Dan Murfet, Jesse Hoogland

We study applications of singular learning theory (SLT) to AI safety, with a focus on interpretability and alignment. Ideal candidates come from a strong technical background in mathematics, physics, computer science, or biology, and aren't afraid to get their hands dirty with ML experiments. We don't expect you to have deep expertise in SLT, but a shallow familiarity will help.

Apply

View all streams

Stream overview

We expect to support research projects applying singular learning theory (SLT) to AI safety, especially interpretability and alignment.

We support both empirical projects (e.g., applying Bayesian Influence Functions to study or improve unlearning) and theoretical projects (e.g., proving convergence properties of SGMCMC-based sampling methods). Most projects will involve both components: your specific focus will depend on your background and interests.

On the empirical side, a typical project will involve the following SLT-based tools:

Local Learning Coefficients (LLCs) and refined LLCs, which capture model complexity and generalization in singular settings.
Susceptibilities, which measure how model components respond to perturbations/distribution shifts.
Bayesian Influence Functions (BIFs), which measure how model predictions respond to perturbations/distribution shifts.

With these tools, we investigate diverse areas, such as the following:

Developmental interpretability: How do models acquire structure over training?
Spectroscopy ("Circuit discovery"): How can we locate which structures are responsible for model generalization?
Unlearning: Can we erase structure/knowledge in a targeted way?
Emergent misalignment: Can we predict at what fraction of harmful code data we end up with emergent misalignemnt?
Elicitation: Can we design data perturbations that elicit harmful outputs?

Mentors

Daniel Murfet (Dan)

Timaeus

Director of Research

SF Bay Area

—

Interpretability

Model Organisms

Red-Teaming

Safeguards

Scheming and Deception

I was until recently a professional mathematician at the University of Melbourne, where I worked on algebraic geometry, mathematical logic, some aspects of mathematical physics, and most recently statistical learning theory. As of early 2025 I left academia to direct research at Timaeus on AI safety.

Jesse Hoogland

Timaeus

Executive Director

SF Bay Area

—

Interpretability

Model Organisms

Red-Teaming

Safeguards

Scheming and Deception

Jesse is the co-founder and executive director of Timaeus, an AI safety non-profit researching applications of singular learning theory (SLT) to AI safety, particularly for interpretability and alignment. Jesse comes from a background in physics, and leads several research projects at Timaeus, in addition to being involved in outreach and operations.

Mentorship style

The team will meet weekly together with both mentors. Separately, you will meet 1-on-1 with at least one of the mentors every other week. We conduct our asynchronous communications through an internal Discord server. We expect you to schedule additional pair-programming/debugging calls with other people on the team as needed.

We'll help with research obstacles, including outside of meetings.

Representative papers

An overview of our research agenda:

You Are What You Eat -- AI Alignment Requires Understanding How Data Shapes Structure and Generalisation

SLT for Data Attribution:

SLT for Interpretability:

Foundations of SLT:

Scholars we are looking for

If you're interested in working on more of the empirical side, you should have prior experience with ML engineering (at least at the level of a program like ARENA) and prior research experience (potentially in a field outside of ML). A bonus would be prior familiarity with designing and running ML experiments or research specifically in AI safety.

If you're interested in working on more of the theoretical side, you should have prior research experience in a relevant field like mathematics, theoretical physics, or theoretical computer science.

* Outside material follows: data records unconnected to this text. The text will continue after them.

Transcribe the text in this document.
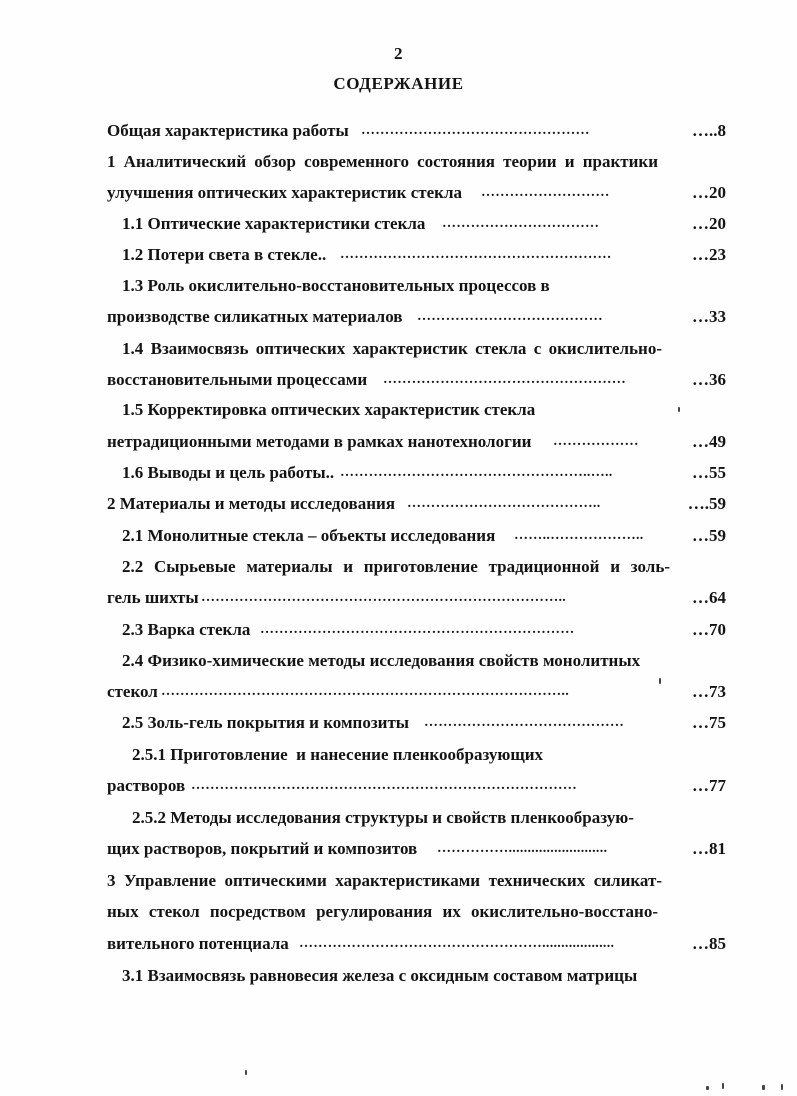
2
СОДЕРЖАНИЕ
Общая характеристика работы …………………………………………	…..8
1 Аналитический обзор современного состояния теории и практики
улучшения оптических характеристик стекла ………………………	…20
1.1 Оптические характеристики стекла ……………………………	…20
1.2 Потери света в стекле.. …………………………………………………	…23
1.3 Роль окислительно-восстановительных процессов в
производстве силикатных материалов …………………………………	…33
1.4 Взаимосвязь оптических характеристик стекла с окислительно-
восстановительными процессами ……………………………………………	…36
1.5 Корректировка оптических характеристик стекла
нетрадиционными методами в рамках нанотехнологии ………………	…49
1.6 Выводы и цель работы.. ……………………………………………..…..	…55
2 Материалы и методы исследования …………………………………..	….59
2.1 Монолитные стекла – объекты исследования ……..………………..	…59
2.2 Сырьевые материалы и приготовление традиционной и золь-
гель шихты …………………………………………………………………..	…64
2.3 Варка стекла …………………………………………………………	…70
2.4 Физико-химические методы исследования свойств монолитных
стекол …………………………………………………………………………..	…73
2.5 Золь-гель покрытия и композиты ……………………………………	…75
2.5.1 Приготовление  и нанесение пленкообразующих
растворов ………………………………………………………………………	…77
2.5.2 Методы исследования структуры и свойств пленкообразую-
щих растворов, покрытий и композитов ……………..........................	…81
3 Управление оптическими характеристиками технических силикат-
ных стекол посредством регулирования их окислительно-восстано-
вительного потенциала ……………………………………………...................	…85
3.1 Взаимосвязь равновесия железа с оксидным составом матрицы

Please make sure that your background and interests are clearly described in your application. By default, we'll be looking for evidence of research ability in the form of publications.

We do not expect you to already be aware of SLT, but if you pass the first round, please prepare by conducting some background reading (see: timaeus.co/learn).

You will most likely be working in a team with 2-4 other people, led by one of this stream's mentors. In some cases, scholars also work on their own or with their own collaborators.

Project selection

Mentor(s) will talk through project ideas with scholar and suggest several options to choose from.